2005 Student Design Review Best of Category

Posted inID Mag

BEST OF CATEGORY

Caterpillar ScoopMorten WagenerUmeå Institute of Design, Sweden

The Caterpillar Scoop is a meticulously researched, rationally engineered, ergonomically appropriate response to an urgent need: safely transporting patients in and out of ambulances. Developed with emergency workers and other Swedish health-care officials for a course called Design for User Experience, Morten Wagener’s Scoop is meant to radically improve conditions for patients and paramedics alike.

Journeys to and from ambulances may involve multiple pieces of equipment, not to mention heavy lifting along awkward terrain and up and down stairs. Wagener carefully observed how patients are typically moved, and he kept his design within practical constraints provided by ambulance workers: They asked him to ensure, for instance, that they could carry a patient downstairs without incurring the full weight load.

The “Caterpillar” part of the unit is a set of treads that enables a single worker to move a patient safely downstairs (clutch friction guarantees that a heavy patient feels no weightier than a light one). The “Scoop” is a stretcher board that quickly detaches from the device and is made rigid and flat for lifting patients with potential spinal cord injuries. Via a series of gas springs, the Caterpillar Scoop can be transformed into other useful configurations, such as a wheelchair. The design is crisp and skeletal, with lightweight aluminum struts, rugged wheels, and padded seating material for buoyancy in water rescues.

The jurors were impressed with Wagener’s thorough efforts in tackling a real problem. “This is a sort of one-device-does-all for the rescue worker,” Henderson observed. “It’s like Dean Kamen’s stuff. Look at how well thought-out it is for a student project. It’s a home run.”

Q+A with Morten Wagener

How did you come up with the caterpillar form?The main objective of this project was to improve work conditions for ambulance staff while transporting a patient from accident scene to ambulance. The work situations currently require a lot of unacceptable hard lifting and maneuvering of the patient. The vision was to develop an innovative transporting unit that should introduce new, intuitive transfer methods and techniques, and make the patient feel more secure during transfer. So I tried to change the transfer method from carrying to moving, even on difficult terrain such as staircases.

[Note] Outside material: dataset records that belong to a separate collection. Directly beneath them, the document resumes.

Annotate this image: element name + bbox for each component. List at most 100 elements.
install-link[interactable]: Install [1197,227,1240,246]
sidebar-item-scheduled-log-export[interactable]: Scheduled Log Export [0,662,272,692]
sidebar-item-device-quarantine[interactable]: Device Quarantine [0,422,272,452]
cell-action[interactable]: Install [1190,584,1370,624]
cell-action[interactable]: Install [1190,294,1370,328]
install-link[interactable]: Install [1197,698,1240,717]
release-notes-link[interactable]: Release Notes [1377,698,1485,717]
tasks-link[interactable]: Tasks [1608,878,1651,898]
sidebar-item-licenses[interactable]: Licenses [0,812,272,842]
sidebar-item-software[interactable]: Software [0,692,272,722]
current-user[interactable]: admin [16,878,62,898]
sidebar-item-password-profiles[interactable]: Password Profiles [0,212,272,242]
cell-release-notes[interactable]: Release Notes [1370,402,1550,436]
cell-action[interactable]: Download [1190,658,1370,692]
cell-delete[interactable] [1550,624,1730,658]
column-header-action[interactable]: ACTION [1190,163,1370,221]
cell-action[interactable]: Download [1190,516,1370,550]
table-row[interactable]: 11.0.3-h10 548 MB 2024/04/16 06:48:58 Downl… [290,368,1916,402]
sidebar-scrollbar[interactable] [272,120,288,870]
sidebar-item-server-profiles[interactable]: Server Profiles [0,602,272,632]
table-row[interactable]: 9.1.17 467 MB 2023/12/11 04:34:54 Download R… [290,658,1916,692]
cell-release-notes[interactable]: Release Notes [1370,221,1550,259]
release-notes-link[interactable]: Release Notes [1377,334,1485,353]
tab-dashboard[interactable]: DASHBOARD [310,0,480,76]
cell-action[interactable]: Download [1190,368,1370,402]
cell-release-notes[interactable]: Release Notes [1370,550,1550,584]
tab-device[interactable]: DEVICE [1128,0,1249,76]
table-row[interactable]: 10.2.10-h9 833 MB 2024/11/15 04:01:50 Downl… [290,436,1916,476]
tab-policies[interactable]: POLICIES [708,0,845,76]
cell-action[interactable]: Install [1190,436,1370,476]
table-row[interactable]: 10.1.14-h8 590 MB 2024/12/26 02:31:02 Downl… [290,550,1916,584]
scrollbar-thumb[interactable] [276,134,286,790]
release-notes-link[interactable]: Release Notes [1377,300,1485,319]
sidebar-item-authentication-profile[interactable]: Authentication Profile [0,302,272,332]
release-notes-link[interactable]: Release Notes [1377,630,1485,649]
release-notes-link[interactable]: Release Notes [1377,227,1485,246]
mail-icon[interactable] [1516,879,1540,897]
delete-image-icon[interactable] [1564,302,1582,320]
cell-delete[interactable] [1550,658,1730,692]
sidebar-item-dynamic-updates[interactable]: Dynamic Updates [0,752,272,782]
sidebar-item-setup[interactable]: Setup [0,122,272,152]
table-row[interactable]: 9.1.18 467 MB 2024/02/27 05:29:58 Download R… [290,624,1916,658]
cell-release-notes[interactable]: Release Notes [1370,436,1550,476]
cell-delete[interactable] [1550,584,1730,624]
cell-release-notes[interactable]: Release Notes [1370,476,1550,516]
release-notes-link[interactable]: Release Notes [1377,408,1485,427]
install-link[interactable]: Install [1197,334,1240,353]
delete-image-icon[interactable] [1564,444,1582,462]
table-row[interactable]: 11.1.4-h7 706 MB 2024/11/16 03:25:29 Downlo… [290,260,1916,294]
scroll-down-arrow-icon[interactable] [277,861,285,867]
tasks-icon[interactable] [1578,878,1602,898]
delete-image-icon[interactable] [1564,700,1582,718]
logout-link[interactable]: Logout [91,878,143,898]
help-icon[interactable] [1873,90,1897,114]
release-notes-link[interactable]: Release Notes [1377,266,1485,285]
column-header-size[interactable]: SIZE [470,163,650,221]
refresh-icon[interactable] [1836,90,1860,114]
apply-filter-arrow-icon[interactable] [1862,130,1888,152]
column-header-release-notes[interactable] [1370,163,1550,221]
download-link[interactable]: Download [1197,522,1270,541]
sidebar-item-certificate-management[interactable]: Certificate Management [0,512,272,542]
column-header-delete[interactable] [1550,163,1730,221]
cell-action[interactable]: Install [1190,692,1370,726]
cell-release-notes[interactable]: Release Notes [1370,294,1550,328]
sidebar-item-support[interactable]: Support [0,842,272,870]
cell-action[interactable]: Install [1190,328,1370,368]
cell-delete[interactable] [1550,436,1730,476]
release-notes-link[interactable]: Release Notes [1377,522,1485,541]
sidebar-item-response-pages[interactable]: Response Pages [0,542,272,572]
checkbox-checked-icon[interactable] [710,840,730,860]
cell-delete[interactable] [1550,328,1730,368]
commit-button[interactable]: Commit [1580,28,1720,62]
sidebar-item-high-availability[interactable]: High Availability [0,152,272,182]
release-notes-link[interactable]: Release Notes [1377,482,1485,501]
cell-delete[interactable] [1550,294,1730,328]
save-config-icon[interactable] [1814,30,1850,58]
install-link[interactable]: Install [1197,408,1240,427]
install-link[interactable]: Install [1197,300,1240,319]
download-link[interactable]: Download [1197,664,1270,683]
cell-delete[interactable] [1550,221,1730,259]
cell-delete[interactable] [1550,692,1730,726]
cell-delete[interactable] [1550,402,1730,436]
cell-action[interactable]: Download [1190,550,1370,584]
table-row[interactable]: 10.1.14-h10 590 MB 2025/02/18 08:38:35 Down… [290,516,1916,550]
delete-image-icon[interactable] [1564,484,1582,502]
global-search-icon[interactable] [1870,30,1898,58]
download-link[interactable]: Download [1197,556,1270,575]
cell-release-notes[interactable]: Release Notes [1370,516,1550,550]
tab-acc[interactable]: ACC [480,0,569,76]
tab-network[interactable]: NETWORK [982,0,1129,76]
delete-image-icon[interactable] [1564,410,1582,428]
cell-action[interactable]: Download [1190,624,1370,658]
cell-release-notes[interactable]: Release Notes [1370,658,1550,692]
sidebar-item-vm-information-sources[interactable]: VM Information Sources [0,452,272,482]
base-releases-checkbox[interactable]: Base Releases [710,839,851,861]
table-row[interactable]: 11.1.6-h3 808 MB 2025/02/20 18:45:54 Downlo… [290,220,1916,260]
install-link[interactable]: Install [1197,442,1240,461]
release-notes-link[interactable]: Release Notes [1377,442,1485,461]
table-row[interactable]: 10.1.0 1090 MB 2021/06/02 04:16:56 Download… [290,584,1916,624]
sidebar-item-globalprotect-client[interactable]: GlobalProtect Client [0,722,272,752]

Has the Caterpillar Scoop been tested in the real world, and do you have plans to manufacture it?I built different virtual and physical mock-ups, which were evaluated with the ambulance staff. Because of the limited timeframe, the finished result has not been tested in the real context. Ambulance stations from around Scandinavia have expressed interest, but a proper prototype still needs to be made.

Are there other products you would like to design for the health care industry?The work situations and demands on equipment are constantly changing, which makes it an interesting area. During research and analysis I found a number of different design opportunities. The patient transfer was chosen as the starting point for this project, but there were many other areas with great possibilities for improvement both for the staff and the patients.